First, by way of disclaimer, I live pretty much within Apple’s walled garden. I purchased an iPad 2 about three years ago when I was traveling frequently and making presentations in two different languages (English and Spanish). I got tired of hauling around books and materials in both languages and the iPad was a means to lighten my load by taking everything I needed in electronic form. About the same time I traded in an HTC for a new iPhone 4. About a year later, when I needed to upgrade my old desktop PC, my children convinced me to make the switch and buy an iMac. So I am now exclusively Apple, and I’m good with that. It works for me, although there are still some things I miss that worked better in Windows XP or Windows 7. All of this is just to say that when I talk about apps, I am talking iOS and OS X.
Second, my list of Three Productivity Apps intentionally excludes the basic apps that come with an iPhone and that are pretty essential, like Calendar, Contacts, Messages, Camera, Clock, Mail. My big three are all apps that you need to download from the App Store. You may, of course, want to replace the imbedded Apple apps with apps that work better for you – I use Fantastical rather than Calendar, for example, because I love the simplicity of creating new calendar events by dictating in normal language. I also replace Camera with Camera+, Mail with Mailbox for reasons of personal preference. You may have other preferences for replacing the stock apps – apparently a lot of people prefer WhatsApp to Messages. But the fundamental purposes and functions of these apps are all pretty much the same. A good to-do list is an essential productive tool, and the stock applications include both Notes and Reminders. Reminders is a pretty good to-do app, but, like the calendar, to-do app preferences tend to be very personal. I currently use Any.do but I also like Wunderlist. And Reminders is actually pretty good, so I have not included any particular to-do app in my list.
So, here are my suggestions for three apps worth downloading that I think are actually useful in enabling me to improve the utility of my devices in a meaningful way.
Your device comes with a note-taking app, Notes, but Evernote, despite it’s name, is much more than a note-taking app. It has become my most used app and has materially improved my life (to the degree that something as insignificant as a app can improve life). Evernote is my memory dump, a giant file cabinet for everything. For example, when I ran across the post referenced above regarding 18 epic productivity apps, in two clicks I sent the entire article to Evernote. And because everything in Evernote is searchable, I don’t have to remember where anything is filed – Evernote will find it for me. I keep everything from appliance manuals to ideas about future blog posts in Evernote. All data is encrypted and stored in the cloud on Evernote servers, meaning it is always backed-up and my Evernote files on your phone, tablet, desktop, and laptop are always in sync. The basic app is free and and is sufficiently robust for most users.
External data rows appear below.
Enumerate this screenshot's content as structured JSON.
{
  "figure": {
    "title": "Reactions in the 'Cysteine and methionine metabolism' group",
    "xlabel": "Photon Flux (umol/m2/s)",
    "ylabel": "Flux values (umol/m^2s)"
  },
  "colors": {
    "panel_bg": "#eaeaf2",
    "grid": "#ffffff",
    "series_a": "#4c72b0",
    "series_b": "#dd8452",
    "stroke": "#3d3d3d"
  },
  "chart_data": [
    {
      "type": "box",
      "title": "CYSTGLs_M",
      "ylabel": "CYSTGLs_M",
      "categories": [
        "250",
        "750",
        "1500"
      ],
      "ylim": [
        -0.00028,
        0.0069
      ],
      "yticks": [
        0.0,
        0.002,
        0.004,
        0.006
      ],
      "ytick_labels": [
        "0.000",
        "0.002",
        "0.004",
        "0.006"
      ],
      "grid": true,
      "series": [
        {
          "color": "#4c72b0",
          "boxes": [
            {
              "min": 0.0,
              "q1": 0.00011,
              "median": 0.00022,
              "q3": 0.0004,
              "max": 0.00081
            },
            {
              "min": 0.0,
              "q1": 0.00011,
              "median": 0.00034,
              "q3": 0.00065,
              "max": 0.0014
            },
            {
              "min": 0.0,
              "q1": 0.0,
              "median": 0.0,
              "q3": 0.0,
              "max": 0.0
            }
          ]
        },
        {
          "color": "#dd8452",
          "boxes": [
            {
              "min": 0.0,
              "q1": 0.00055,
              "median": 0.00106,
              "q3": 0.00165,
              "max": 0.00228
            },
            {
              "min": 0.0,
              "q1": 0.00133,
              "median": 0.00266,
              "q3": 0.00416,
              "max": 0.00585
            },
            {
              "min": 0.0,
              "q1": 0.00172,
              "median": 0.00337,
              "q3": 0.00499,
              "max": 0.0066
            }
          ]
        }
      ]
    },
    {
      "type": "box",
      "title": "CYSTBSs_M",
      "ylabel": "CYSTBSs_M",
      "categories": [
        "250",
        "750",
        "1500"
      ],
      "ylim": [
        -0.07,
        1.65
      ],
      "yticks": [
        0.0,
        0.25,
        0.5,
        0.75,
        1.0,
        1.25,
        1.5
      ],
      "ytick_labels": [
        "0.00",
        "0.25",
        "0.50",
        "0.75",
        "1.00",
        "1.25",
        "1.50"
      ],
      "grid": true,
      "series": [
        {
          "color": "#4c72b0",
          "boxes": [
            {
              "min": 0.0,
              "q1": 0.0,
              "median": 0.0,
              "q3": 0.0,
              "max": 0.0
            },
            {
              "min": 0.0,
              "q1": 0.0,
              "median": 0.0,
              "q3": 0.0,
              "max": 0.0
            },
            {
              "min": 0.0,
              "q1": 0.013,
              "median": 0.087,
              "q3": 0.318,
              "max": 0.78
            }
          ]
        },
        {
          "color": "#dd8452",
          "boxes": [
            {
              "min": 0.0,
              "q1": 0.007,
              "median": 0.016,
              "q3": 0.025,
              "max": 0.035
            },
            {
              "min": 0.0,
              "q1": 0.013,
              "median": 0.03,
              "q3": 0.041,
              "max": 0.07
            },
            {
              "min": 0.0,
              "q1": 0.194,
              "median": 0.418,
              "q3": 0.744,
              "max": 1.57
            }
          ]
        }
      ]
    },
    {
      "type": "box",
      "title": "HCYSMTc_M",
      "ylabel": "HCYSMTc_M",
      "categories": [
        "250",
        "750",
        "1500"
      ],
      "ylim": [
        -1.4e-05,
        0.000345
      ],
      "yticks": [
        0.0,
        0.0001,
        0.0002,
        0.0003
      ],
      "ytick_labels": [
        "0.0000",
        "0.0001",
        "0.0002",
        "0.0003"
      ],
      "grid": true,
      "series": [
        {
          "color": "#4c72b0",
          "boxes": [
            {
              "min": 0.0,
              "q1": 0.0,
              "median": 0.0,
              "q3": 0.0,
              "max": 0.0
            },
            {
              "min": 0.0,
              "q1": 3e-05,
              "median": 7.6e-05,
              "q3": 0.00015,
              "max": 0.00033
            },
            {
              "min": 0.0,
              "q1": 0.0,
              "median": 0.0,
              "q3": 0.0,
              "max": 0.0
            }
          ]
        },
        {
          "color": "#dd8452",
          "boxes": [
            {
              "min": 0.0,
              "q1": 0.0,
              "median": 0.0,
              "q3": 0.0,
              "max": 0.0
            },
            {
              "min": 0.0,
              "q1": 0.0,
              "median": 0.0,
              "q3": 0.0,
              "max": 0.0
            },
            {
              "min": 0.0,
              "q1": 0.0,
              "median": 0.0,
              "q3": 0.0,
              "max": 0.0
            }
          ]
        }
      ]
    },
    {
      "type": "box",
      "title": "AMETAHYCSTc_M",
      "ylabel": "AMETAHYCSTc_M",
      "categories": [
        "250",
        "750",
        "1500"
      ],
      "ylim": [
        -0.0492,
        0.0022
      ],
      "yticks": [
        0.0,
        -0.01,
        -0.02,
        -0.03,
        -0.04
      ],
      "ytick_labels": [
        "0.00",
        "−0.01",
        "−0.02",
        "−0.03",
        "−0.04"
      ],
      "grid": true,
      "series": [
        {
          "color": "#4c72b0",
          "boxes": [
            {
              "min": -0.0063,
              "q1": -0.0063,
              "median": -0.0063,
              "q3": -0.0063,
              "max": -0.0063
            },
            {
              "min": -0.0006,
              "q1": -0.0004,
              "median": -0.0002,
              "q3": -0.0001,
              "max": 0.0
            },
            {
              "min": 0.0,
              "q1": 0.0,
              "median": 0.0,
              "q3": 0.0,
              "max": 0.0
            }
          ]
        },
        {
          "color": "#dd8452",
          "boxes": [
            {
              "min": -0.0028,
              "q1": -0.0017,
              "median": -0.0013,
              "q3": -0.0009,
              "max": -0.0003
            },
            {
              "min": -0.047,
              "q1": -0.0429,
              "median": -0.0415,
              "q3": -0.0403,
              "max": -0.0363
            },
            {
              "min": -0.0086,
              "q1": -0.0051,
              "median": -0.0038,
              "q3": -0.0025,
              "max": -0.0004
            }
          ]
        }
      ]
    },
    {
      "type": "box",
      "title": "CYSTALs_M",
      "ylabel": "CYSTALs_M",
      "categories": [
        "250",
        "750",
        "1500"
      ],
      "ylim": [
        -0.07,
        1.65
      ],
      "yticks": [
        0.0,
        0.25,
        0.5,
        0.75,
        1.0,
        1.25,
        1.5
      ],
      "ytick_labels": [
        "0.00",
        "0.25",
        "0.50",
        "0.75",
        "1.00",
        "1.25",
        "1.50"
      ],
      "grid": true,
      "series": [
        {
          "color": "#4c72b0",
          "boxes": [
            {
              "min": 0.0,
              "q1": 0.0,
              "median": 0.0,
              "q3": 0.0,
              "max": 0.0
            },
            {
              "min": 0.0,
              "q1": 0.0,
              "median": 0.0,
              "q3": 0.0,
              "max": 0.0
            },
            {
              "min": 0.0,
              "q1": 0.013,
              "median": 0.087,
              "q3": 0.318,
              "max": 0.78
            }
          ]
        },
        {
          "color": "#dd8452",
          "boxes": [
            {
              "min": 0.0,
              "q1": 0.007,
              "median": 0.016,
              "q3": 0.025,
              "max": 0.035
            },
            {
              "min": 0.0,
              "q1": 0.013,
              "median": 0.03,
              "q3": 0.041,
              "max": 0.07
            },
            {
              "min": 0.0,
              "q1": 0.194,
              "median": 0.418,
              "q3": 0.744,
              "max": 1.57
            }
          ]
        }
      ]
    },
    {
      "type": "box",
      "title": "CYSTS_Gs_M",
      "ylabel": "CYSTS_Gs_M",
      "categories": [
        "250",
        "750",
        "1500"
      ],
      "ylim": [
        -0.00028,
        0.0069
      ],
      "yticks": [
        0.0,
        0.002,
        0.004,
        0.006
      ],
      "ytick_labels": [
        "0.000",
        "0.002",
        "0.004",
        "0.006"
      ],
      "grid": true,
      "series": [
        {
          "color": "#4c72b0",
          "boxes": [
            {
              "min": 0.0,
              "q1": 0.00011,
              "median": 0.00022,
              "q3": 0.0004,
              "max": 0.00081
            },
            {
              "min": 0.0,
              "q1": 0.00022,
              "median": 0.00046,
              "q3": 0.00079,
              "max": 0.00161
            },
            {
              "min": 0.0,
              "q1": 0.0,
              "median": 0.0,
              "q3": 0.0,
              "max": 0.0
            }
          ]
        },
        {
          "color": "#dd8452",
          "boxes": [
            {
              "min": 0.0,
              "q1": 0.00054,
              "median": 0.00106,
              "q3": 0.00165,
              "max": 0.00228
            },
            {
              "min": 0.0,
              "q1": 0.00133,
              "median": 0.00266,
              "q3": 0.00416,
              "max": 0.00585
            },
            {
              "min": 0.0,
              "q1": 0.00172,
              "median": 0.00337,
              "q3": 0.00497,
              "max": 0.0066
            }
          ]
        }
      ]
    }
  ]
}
I just recently upgraded to the premium version as I am in the process of scanning several file drawers full of paper into Evernote and needed the additional capacity to move towards a more paperless office.
GoodReader is the only productivity app that I paid money for – the cost is $4.99. It is essentially a PDF reader with robust capability for annotation. Other popular apps include iAnnotate ($9.99) and PDF Reader (Free), but I have found GoodReader to be a good value. It was essential to my ability to leave books at home and travel with just an iPad. By using PDF versions of my books and manuals, I could mark and annotate just like their analogue counterparts. I can box or circle paragraphs, underline, highlight, at margin notes, etc.
I could, of course, just store all these PDF files in Evernote and eliminate the need for GoodReader, but Evernote’s annotation capabilities (via their own app, Skitch) is not nearly as robust. GoodReader enables me to have the same experience as having a paper document. I suspect that at some point Evernote will improve their annotation capabilities for PDF files, and when they do I will no longer need GoodReader.
In a sense, DropBox is a replacement for iCloud. It is what iCloud should have been – a cloud storage and syncing service that enables the user to store all types of electronic document and access them from any Internet-connected device. I use DropBox as the default storage location for Word files of writing projects and other critical files because it provides me a safe backup of critical files. But I include on my list of three because I use it to sync my GoodReader files and enables me to access all my GoodReader files from any of my devices.
So that’s it: Three Productivity Apps that will Help You Increase Your Productivity. They are not the only apps I use – I have a long list of specialized apps for specialized purposes – but these are the apps I can’t live without. At least, living without them would put a noticeable dent in my productivity.